Kunstempfehlungen für Berlin: Die vielen Blicke jenseits des Westens

Auf der Online-Plattform D'EST sammeln Kuratorinnen Videokunst aus dem Postsozialismus. Die Initiatorin gibt im Interview Tipps für Berlin.

Gery Georgieva, „Rodopska Beyoncé (Autoethnography II)“, 2013, Videostill, video HD, 4', 16:9. Aus: D'EST Prolog, kuratiert von Xandra Popescu Foto: die Künstlerin

„All the single ladies (All the single Ladies)“ – ihre Hüften kreisen sexy in hohen Bögen, doch mit jedem Schwung der Oberschenkel klirren kleine Glöckchen an ihrer Folkloretracht. Sie hebt den Ringfinger zur berühmten Tanzgeste von Beyoncé, doch wenn es im originalen Musikclip heißt: „Put a ring on it“, hört man hier nur die Krähen von bulgarischen Bergkuppen krächzen.

Gery Georgieva (s.o.) vermengt in ihrer Videoarbeit Codes von Pop, Folklore oder Gender zu einem humoristischen wie kritischen Verfremdungsstück. Die Kulturwissenschaftlerin Ulrike Gerhardt macht dieses Video mit ihrem Projekt D’EST öffentlich zugänglich. Bereits 43 Videoarbeiten hat Gerhardt gemeinsam mit anderen Kuratorinnen auf der Online Plattform zusammengetragen und bildet damit eine ganze künstlerische Landschaft über die postsozialistischen Veränderungen östlich des Westens ab.
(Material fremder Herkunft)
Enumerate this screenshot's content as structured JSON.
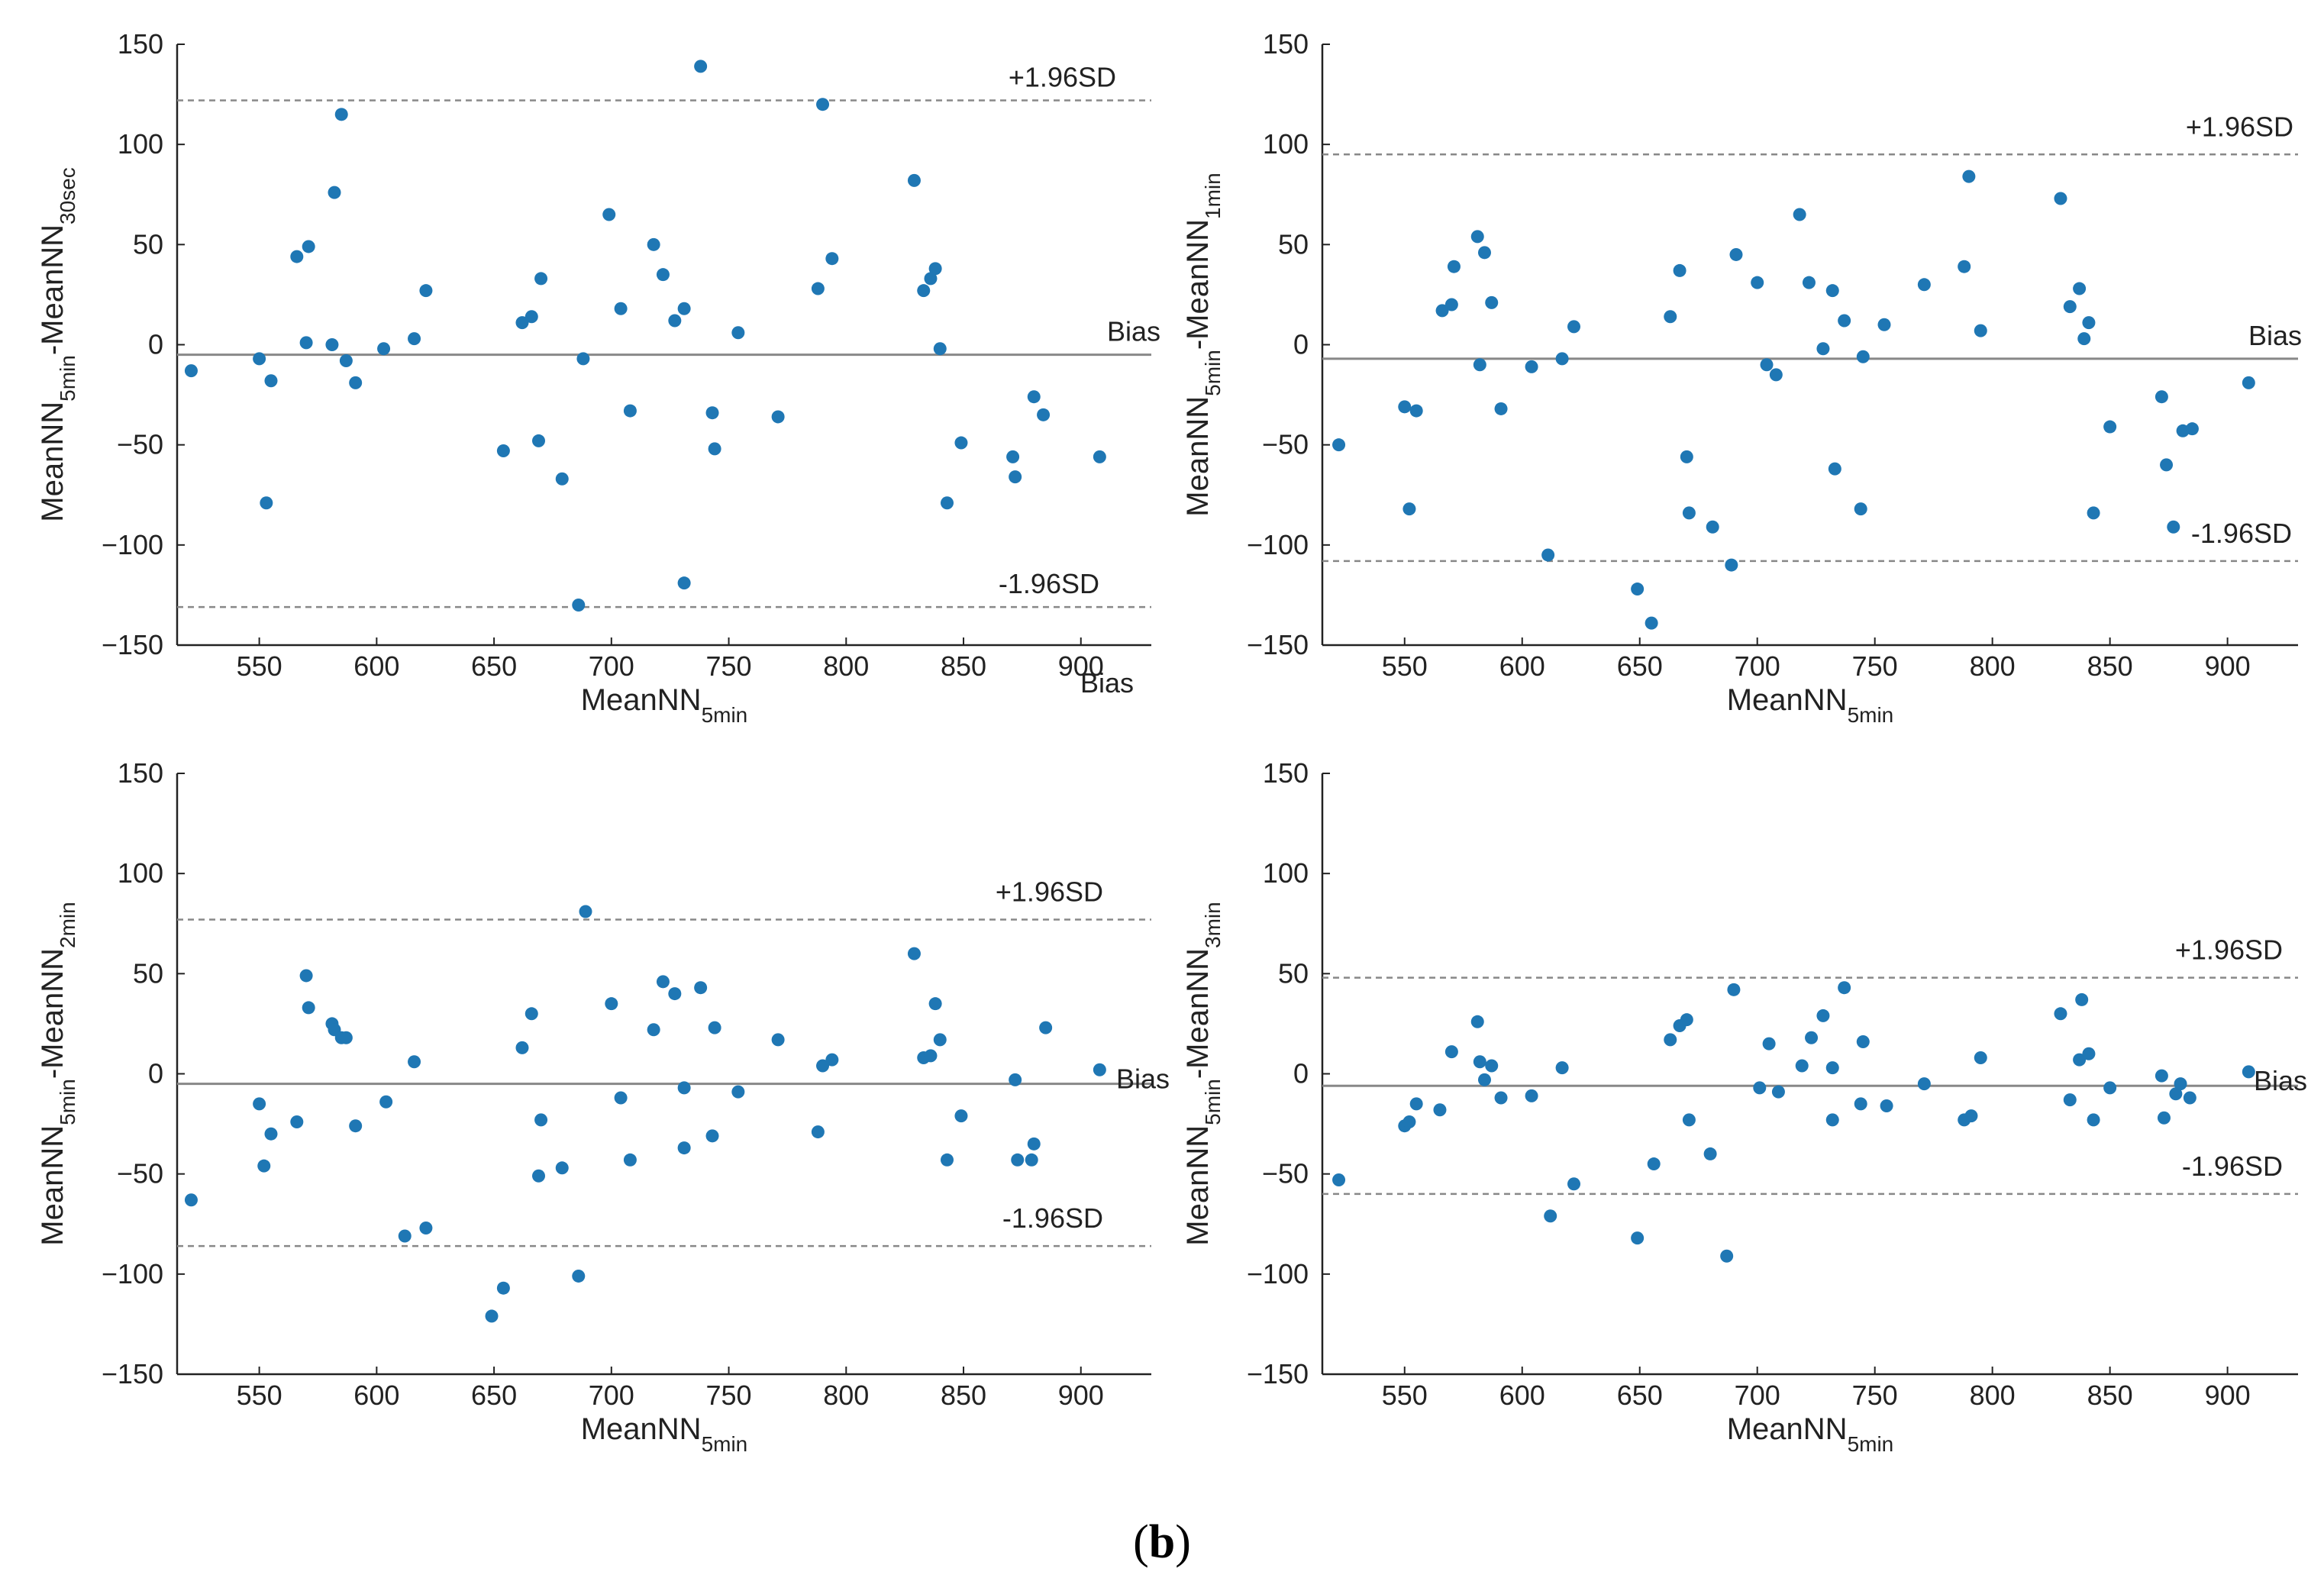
{
  "caption": {
    "open": "(",
    "letter": "b",
    "close": ")"
  },
  "colors": {
    "marker": "#1f77b4",
    "axis": "#222222",
    "bias_line": "#888888",
    "limit_line": "#888888"
  },
  "chart_data": [
    {
      "type": "scatter",
      "title": "",
      "xlabel": {
        "main": "MeanNN",
        "sub": "5min"
      },
      "ylabel": {
        "a": "MeanNN",
        "a_sub": "5min",
        "sep": "-",
        "b": "MeanNN",
        "b_sub": "30sec"
      },
      "xlim": [
        515,
        930
      ],
      "ylim": [
        -150,
        150
      ],
      "xticks": [
        "550",
        "600",
        "650",
        "700",
        "750",
        "800",
        "850",
        "900"
      ],
      "yticks": [
        "150",
        "100",
        "50",
        "0",
        "−50",
        "−100",
        "−150"
      ],
      "bias": -5,
      "upper": 122,
      "lower": -131,
      "upper_label": "+1.96SD",
      "lower_label": "-1.96SD",
      "bias_label": "Bias",
      "extra_label": "Bias",
      "points": [
        [
          521,
          -13
        ],
        [
          550,
          -7
        ],
        [
          553,
          -79
        ],
        [
          555,
          -18
        ],
        [
          566,
          44
        ],
        [
          570,
          1
        ],
        [
          571,
          49
        ],
        [
          581,
          0
        ],
        [
          582,
          76
        ],
        [
          585,
          115
        ],
        [
          587,
          -8
        ],
        [
          591,
          -19
        ],
        [
          603,
          -2
        ],
        [
          616,
          3
        ],
        [
          621,
          27
        ],
        [
          654,
          -53
        ],
        [
          662,
          11
        ],
        [
          666,
          14
        ],
        [
          669,
          -48
        ],
        [
          670,
          33
        ],
        [
          679,
          -67
        ],
        [
          686,
          -130
        ],
        [
          688,
          -7
        ],
        [
          699,
          65
        ],
        [
          704,
          18
        ],
        [
          708,
          -33
        ],
        [
          718,
          50
        ],
        [
          722,
          35
        ],
        [
          727,
          12
        ],
        [
          731,
          18
        ],
        [
          731,
          -119
        ],
        [
          738,
          139
        ],
        [
          743,
          -34
        ],
        [
          744,
          -52
        ],
        [
          754,
          6
        ],
        [
          771,
          -36
        ],
        [
          788,
          28
        ],
        [
          790,
          120
        ],
        [
          794,
          43
        ],
        [
          829,
          82
        ],
        [
          833,
          27
        ],
        [
          836,
          33
        ],
        [
          838,
          38
        ],
        [
          840,
          -2
        ],
        [
          843,
          -79
        ],
        [
          849,
          -49
        ],
        [
          871,
          -56
        ],
        [
          872,
          -66
        ],
        [
          880,
          -26
        ],
        [
          884,
          -35
        ],
        [
          908,
          -56
        ]
      ]
    },
    {
      "type": "scatter",
      "title": "",
      "xlabel": {
        "main": "MeanNN",
        "sub": "5min"
      },
      "ylabel": {
        "a": "MeanNN",
        "a_sub": "5min",
        "sep": "-",
        "b": "MeanNN",
        "b_sub": "1min"
      },
      "xlim": [
        515,
        930
      ],
      "ylim": [
        -150,
        150
      ],
      "xticks": [
        "550",
        "600",
        "650",
        "700",
        "750",
        "800",
        "850",
        "900"
      ],
      "yticks": [
        "150",
        "100",
        "50",
        "0",
        "−50",
        "−100",
        "−150"
      ],
      "bias": -7,
      "upper": 95,
      "lower": -108,
      "upper_label": "+1.96SD",
      "lower_label": "-1.96SD",
      "bias_label": "Bias",
      "points": [
        [
          522,
          -50
        ],
        [
          550,
          -31
        ],
        [
          552,
          -82
        ],
        [
          555,
          -33
        ],
        [
          566,
          17
        ],
        [
          570,
          20
        ],
        [
          571,
          39
        ],
        [
          581,
          54
        ],
        [
          582,
          -10
        ],
        [
          584,
          46
        ],
        [
          587,
          21
        ],
        [
          591,
          -32
        ],
        [
          604,
          -11
        ],
        [
          611,
          -105
        ],
        [
          617,
          -7
        ],
        [
          622,
          9
        ],
        [
          649,
          -122
        ],
        [
          655,
          -139
        ],
        [
          663,
          14
        ],
        [
          667,
          37
        ],
        [
          670,
          -56
        ],
        [
          671,
          -84
        ],
        [
          681,
          -91
        ],
        [
          689,
          -110
        ],
        [
          691,
          45
        ],
        [
          700,
          31
        ],
        [
          704,
          -10
        ],
        [
          708,
          -15
        ],
        [
          718,
          65
        ],
        [
          722,
          31
        ],
        [
          728,
          -2
        ],
        [
          732,
          27
        ],
        [
          733,
          -62
        ],
        [
          737,
          12
        ],
        [
          744,
          -82
        ],
        [
          745,
          -6
        ],
        [
          754,
          10
        ],
        [
          771,
          30
        ],
        [
          788,
          39
        ],
        [
          790,
          84
        ],
        [
          795,
          7
        ],
        [
          829,
          73
        ],
        [
          833,
          19
        ],
        [
          837,
          28
        ],
        [
          839,
          3
        ],
        [
          841,
          11
        ],
        [
          843,
          -84
        ],
        [
          850,
          -41
        ],
        [
          872,
          -26
        ],
        [
          874,
          -60
        ],
        [
          877,
          -91
        ],
        [
          881,
          -43
        ],
        [
          885,
          -42
        ],
        [
          909,
          -19
        ]
      ]
    },
    {
      "type": "scatter",
      "title": "",
      "xlabel": {
        "main": "MeanNN",
        "sub": "5min"
      },
      "ylabel": {
        "a": "MeanNN",
        "a_sub": "5min",
        "sep": "-",
        "b": "MeanNN",
        "b_sub": "2min"
      },
      "xlim": [
        515,
        930
      ],
      "ylim": [
        -150,
        150
      ],
      "xticks": [
        "550",
        "600",
        "650",
        "700",
        "750",
        "800",
        "850",
        "900"
      ],
      "yticks": [
        "150",
        "100",
        "50",
        "0",
        "−50",
        "−100",
        "−150"
      ],
      "bias": -5,
      "upper": 77,
      "lower": -86,
      "upper_label": "+1.96SD",
      "lower_label": "-1.96SD",
      "bias_label": "Bias",
      "points": [
        [
          521,
          -63
        ],
        [
          550,
          -15
        ],
        [
          552,
          -46
        ],
        [
          555,
          -30
        ],
        [
          566,
          -24
        ],
        [
          570,
          49
        ],
        [
          571,
          33
        ],
        [
          581,
          25
        ],
        [
          582,
          22
        ],
        [
          585,
          18
        ],
        [
          587,
          18
        ],
        [
          591,
          -26
        ],
        [
          604,
          -14
        ],
        [
          612,
          -81
        ],
        [
          616,
          6
        ],
        [
          621,
          -77
        ],
        [
          649,
          -121
        ],
        [
          654,
          -107
        ],
        [
          662,
          13
        ],
        [
          666,
          30
        ],
        [
          669,
          -51
        ],
        [
          670,
          -23
        ],
        [
          679,
          -47
        ],
        [
          686,
          -101
        ],
        [
          689,
          81
        ],
        [
          700,
          35
        ],
        [
          704,
          -12
        ],
        [
          708,
          -43
        ],
        [
          718,
          22
        ],
        [
          722,
          46
        ],
        [
          727,
          40
        ],
        [
          731,
          -7
        ],
        [
          731,
          -37
        ],
        [
          738,
          43
        ],
        [
          743,
          -31
        ],
        [
          744,
          23
        ],
        [
          754,
          -9
        ],
        [
          771,
          17
        ],
        [
          788,
          -29
        ],
        [
          790,
          4
        ],
        [
          794,
          7
        ],
        [
          829,
          60
        ],
        [
          833,
          8
        ],
        [
          836,
          9
        ],
        [
          838,
          35
        ],
        [
          840,
          17
        ],
        [
          843,
          -43
        ],
        [
          849,
          -21
        ],
        [
          872,
          -3
        ],
        [
          873,
          -43
        ],
        [
          880,
          -35
        ],
        [
          879,
          -43
        ],
        [
          885,
          23
        ],
        [
          908,
          2
        ]
      ]
    },
    {
      "type": "scatter",
      "title": "",
      "xlabel": {
        "main": "MeanNN",
        "sub": "5min"
      },
      "ylabel": {
        "a": "MeanNN",
        "a_sub": "5min",
        "sep": "-",
        "b": "MeanNN",
        "b_sub": "3min"
      },
      "xlim": [
        515,
        930
      ],
      "ylim": [
        -150,
        150
      ],
      "xticks": [
        "550",
        "600",
        "650",
        "700",
        "750",
        "800",
        "850",
        "900"
      ],
      "yticks": [
        "150",
        "100",
        "50",
        "0",
        "−50",
        "−100",
        "−150"
      ],
      "bias": -6,
      "upper": 48,
      "lower": -60,
      "upper_label": "+1.96SD",
      "lower_label": "-1.96SD",
      "bias_label": "Bias",
      "points": [
        [
          522,
          -53
        ],
        [
          550,
          -26
        ],
        [
          552,
          -24
        ],
        [
          555,
          -15
        ],
        [
          565,
          -18
        ],
        [
          570,
          11
        ],
        [
          581,
          26
        ],
        [
          582,
          6
        ],
        [
          584,
          -3
        ],
        [
          587,
          4
        ],
        [
          591,
          -12
        ],
        [
          604,
          -11
        ],
        [
          612,
          -71
        ],
        [
          617,
          3
        ],
        [
          622,
          -55
        ],
        [
          649,
          -82
        ],
        [
          656,
          -45
        ],
        [
          663,
          17
        ],
        [
          667,
          24
        ],
        [
          670,
          27
        ],
        [
          671,
          -23
        ],
        [
          680,
          -40
        ],
        [
          687,
          -91
        ],
        [
          690,
          42
        ],
        [
          701,
          -7
        ],
        [
          705,
          15
        ],
        [
          709,
          -9
        ],
        [
          719,
          4
        ],
        [
          723,
          18
        ],
        [
          728,
          29
        ],
        [
          732,
          3
        ],
        [
          732,
          -23
        ],
        [
          737,
          43
        ],
        [
          744,
          -15
        ],
        [
          745,
          16
        ],
        [
          755,
          -16
        ],
        [
          771,
          -5
        ],
        [
          788,
          -23
        ],
        [
          791,
          -21
        ],
        [
          795,
          8
        ],
        [
          829,
          30
        ],
        [
          833,
          -13
        ],
        [
          837,
          7
        ],
        [
          838,
          37
        ],
        [
          841,
          10
        ],
        [
          843,
          -23
        ],
        [
          850,
          -7
        ],
        [
          872,
          -1
        ],
        [
          873,
          -22
        ],
        [
          878,
          -10
        ],
        [
          880,
          -5
        ],
        [
          884,
          -12
        ],
        [
          909,
          1
        ]
      ]
    }
  ]
}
Einblick 753: Ulrike Gerhardt (Kuratorin & Autorin)

taz: Welche Ausstellung in Berlin hat dich zuletzt an- oder auch aufgeregt? Und warum?

Ulrike Gerhardt: „wildes wiederholen. material von unten“ finde ich sehr gelungen. Kurz vor dem 30-jährigen Wendejubiläum geht es in diesem Projekt um die noch unzureichenden Repräsentationen gelebter Erfahrungen in der kollektiven Erinnerung an die DDR, insbesondere von Frauen*, Lesben, trans*Menschen und People of Color.

Welches Konzert oder welchen Klub in Berlin kannst du empfehlen?

Ulrike Gerhardt ist eine Kulturwissenschaftlerin und Kuratorin aus Berlin.

Da ich vielseitige Verbindungen dorthin habe, bin ich häufig bei District Berlin, kein Klub, aber ein Ort, an dem künstlerische und kuratorische Forschung, Performativität und kulturelle Bildung in Beziehung zueinander gesetzt werden, orientiert an queer-feministischen, antirassistischen und dekolonialen Ansätzen. District ist inzwischen auch eine Community, in der die Machthierarchien im Flux sind.

Welche Zeitschrift/welches Magazin und welches Buch begleitet dich zurzeit durch den Alltag?

Seit der ersten Ausgabe bin ich Fan des Kajet Journals, herausgegeben von Petrică Mogoș und Laura Naum. Das aktuelle Heft „On Utopias“ (2018) entwickelt eine neue „Futurologie des ‚Ostens‘“.

Was ist dein nächstes Projekt?

Im Januar geht es nach Tallinn für das Festival „TOKSI-LINE. feminism – environment – geopolitics“. Dort werde ich die Videokunstplattform D’EST vorstellen, die ich gemeinsam mit 15 Kuratorinnen erarbeitet habe. Das Projekt reist 2019 voraussichtlich nach Riga, Oberhausen, Beijing und Tel Aviv.

Welcher Gegenstand/welches Ereignis des Alltags macht dir am meisten Freude?

Mir macht es Spaß, Theorie und Kunst zu verbinden, monohistorische Narrative zu desorganisieren und ethisch verantwortungsbewusst zu arbeiten: Der feministische „Code of Practice“, auf den ich bei WORK WORK WORK von Karma LTD. Extended in der Acud Galerie gestoßen bin, ist ein institutioneller Arbeitscodex, der mich inspiriert.